手机在床头柜上亮了一下。我拿起来看,是一条来自宋昕冉的短消息。

“药涂了吗?”

我盯着这四个字看了很久。房间里很暗,手机屏幕的亮光照在脸上,我眨了两下眼睛才缓过来。

回了一个字:“涂了。”

那边隔了很久才回复:“嗯。”

就一个字。

但我攥着手机把那短短几行对话来回翻了好几遍,然后把手机重新扣在床头柜上,闭上眼睛。

嘴角应该弯了一下,我自己没察觉。

宋昕冉那边的公寓里,她坐在沙发上抱着笔记本电脑看一篇外文文献,手机放在身边的坐垫上。屏幕亮起来的时候她瞥了一眼,看见唐决回的那条“涂了”,手指在键盘上停了一下。

她没有再打字,把手机翻了个面扣在坐垫上,继续看文献。

但是那篇文献后面的几段她看了两遍都没看进去,脑子里总是冒出一个画面——唐决坐在床边,低着头,皱着眉,笨手笨脚往肩膀上涂药膏的样子。她以前看过唐决自己处理伤口,手法粗糙得不行,药膏抹得东一块西一块,明明是个刑警队长,生活自理能力差得一塌糊涂。

宋昕冉把笔记本电脑合上,站起来去倒了杯水。

她站在厨房里,握着水杯,看着窗外对街的灯光。

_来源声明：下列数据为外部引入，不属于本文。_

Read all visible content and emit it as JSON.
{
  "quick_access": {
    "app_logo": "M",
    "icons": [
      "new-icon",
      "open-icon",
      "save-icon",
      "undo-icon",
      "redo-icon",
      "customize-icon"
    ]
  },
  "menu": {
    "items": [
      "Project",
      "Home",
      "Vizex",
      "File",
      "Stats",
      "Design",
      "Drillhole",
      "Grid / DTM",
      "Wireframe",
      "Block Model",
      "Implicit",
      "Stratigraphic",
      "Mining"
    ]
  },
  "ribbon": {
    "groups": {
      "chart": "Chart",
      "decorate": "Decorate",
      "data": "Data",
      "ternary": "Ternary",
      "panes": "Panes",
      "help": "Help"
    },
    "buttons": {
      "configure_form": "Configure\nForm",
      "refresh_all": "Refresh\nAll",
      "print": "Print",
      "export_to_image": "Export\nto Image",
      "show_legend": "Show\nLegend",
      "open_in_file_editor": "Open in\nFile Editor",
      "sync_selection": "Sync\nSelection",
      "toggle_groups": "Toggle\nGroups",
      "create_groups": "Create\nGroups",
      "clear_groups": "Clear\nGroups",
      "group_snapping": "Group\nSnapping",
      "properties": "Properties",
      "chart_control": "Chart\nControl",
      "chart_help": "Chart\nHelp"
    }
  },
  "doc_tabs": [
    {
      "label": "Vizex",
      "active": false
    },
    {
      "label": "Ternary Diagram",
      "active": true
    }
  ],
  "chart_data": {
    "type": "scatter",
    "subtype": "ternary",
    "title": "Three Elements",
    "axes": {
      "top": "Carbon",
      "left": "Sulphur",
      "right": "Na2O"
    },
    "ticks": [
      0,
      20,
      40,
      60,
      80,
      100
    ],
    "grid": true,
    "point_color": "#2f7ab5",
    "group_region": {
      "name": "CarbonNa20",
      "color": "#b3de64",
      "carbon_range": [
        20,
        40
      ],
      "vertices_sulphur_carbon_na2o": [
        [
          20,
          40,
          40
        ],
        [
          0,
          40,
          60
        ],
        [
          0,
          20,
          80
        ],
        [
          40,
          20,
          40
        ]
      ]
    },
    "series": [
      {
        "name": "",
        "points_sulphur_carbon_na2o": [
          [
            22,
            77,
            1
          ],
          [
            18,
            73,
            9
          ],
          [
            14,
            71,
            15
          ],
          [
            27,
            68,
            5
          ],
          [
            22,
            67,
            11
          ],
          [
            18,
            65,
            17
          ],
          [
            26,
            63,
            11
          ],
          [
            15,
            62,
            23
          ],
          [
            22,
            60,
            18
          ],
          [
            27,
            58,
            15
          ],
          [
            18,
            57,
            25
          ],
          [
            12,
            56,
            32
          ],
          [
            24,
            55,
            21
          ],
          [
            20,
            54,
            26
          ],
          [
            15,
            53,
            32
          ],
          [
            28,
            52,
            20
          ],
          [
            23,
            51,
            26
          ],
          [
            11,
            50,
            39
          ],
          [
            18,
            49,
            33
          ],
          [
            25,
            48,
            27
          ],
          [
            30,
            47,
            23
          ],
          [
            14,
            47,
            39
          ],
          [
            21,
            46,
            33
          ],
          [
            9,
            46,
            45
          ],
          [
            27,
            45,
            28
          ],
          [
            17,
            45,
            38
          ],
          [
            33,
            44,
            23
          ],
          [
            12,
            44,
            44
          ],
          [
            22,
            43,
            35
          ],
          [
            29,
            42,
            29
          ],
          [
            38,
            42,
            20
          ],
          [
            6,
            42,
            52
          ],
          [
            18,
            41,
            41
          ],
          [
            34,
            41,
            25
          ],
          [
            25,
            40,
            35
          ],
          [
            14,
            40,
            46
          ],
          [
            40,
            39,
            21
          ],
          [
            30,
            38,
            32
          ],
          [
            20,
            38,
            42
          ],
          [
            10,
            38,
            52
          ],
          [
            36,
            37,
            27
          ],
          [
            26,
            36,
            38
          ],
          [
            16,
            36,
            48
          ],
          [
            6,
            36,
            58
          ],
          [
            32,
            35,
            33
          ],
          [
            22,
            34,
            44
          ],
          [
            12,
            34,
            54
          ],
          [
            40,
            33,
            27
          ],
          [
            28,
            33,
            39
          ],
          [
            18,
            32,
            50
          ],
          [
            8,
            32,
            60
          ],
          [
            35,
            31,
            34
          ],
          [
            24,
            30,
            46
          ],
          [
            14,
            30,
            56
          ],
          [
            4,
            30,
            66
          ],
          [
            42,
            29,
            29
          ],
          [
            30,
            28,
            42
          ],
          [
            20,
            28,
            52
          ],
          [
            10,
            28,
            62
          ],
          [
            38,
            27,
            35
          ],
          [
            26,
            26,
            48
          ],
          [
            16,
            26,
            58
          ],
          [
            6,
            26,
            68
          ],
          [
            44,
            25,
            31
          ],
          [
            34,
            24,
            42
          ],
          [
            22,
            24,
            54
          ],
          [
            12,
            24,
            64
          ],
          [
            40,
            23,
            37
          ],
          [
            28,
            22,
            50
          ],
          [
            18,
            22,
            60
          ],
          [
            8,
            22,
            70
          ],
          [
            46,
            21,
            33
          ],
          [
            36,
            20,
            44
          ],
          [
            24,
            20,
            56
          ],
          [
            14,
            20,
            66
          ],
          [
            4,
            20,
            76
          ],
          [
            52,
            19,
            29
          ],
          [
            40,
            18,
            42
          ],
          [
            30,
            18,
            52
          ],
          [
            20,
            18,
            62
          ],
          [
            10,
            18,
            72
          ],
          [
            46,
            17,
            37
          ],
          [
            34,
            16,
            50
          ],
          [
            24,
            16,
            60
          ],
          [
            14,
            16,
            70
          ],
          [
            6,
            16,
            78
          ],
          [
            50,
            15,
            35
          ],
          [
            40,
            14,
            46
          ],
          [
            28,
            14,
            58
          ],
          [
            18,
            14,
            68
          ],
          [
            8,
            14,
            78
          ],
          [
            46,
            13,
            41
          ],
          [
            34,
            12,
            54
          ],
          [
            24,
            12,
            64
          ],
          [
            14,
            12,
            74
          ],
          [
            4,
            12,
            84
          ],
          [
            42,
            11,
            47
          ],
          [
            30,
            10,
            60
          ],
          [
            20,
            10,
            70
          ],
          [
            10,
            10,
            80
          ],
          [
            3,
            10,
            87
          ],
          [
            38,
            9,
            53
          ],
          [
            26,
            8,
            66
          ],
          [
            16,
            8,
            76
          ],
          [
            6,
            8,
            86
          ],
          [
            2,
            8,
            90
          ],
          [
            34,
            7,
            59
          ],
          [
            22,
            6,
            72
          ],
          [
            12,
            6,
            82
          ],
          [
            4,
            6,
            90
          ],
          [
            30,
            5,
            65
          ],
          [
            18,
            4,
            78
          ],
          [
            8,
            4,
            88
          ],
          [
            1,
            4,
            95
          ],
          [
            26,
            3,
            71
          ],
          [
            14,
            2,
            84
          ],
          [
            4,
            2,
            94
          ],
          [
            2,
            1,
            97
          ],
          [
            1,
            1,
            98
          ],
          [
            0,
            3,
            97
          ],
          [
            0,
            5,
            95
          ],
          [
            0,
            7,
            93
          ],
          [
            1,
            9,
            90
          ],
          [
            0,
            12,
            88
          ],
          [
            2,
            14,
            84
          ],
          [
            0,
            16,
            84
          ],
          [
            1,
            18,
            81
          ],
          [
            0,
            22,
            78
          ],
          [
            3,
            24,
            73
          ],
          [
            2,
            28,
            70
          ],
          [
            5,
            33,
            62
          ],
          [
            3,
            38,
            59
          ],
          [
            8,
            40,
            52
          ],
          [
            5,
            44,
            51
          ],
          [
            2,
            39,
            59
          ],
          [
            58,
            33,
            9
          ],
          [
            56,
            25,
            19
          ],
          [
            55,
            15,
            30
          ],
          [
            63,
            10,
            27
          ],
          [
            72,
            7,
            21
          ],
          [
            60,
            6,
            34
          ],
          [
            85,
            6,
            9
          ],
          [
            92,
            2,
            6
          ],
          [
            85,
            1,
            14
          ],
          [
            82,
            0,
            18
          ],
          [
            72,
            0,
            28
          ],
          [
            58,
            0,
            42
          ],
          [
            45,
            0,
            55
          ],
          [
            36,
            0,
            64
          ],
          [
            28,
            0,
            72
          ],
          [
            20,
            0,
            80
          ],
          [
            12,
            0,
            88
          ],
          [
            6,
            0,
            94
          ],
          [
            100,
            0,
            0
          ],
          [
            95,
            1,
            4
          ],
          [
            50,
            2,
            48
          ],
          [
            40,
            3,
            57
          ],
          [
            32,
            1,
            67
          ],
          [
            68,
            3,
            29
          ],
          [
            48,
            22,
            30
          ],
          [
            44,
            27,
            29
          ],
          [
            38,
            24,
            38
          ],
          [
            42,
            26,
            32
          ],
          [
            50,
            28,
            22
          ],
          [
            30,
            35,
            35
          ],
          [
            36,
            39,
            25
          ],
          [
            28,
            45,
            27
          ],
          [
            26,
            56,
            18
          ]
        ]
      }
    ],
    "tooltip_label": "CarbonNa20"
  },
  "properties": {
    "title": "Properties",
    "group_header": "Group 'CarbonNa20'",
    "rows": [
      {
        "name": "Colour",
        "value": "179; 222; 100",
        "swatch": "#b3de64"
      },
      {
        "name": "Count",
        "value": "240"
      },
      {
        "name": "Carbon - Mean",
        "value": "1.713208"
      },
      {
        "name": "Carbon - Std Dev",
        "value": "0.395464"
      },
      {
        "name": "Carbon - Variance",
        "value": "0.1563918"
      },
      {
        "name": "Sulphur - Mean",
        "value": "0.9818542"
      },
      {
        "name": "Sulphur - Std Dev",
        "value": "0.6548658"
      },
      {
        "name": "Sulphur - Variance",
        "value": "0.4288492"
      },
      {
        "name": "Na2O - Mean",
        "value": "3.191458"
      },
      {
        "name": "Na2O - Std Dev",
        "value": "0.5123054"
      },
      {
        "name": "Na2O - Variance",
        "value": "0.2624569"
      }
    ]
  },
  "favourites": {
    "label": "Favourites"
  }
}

唐决应该就在那几栋公寓楼里,也许还没睡。按照唐决的习惯,案子没彻底了结之前她不会按时睡觉,现在肯定还在翻来覆去地想线索。

宋昕冉喝完那杯水,把杯子洗干净放回沥水架上,然后重新坐回沙发上打开电脑。

她给自己找了件事做——把赵永强案子的毒理报告再核对一遍。不是工作需要,但她就是觉得应该再确认一遍。

这样就不用去想唐决现在肩膀疼不疼了。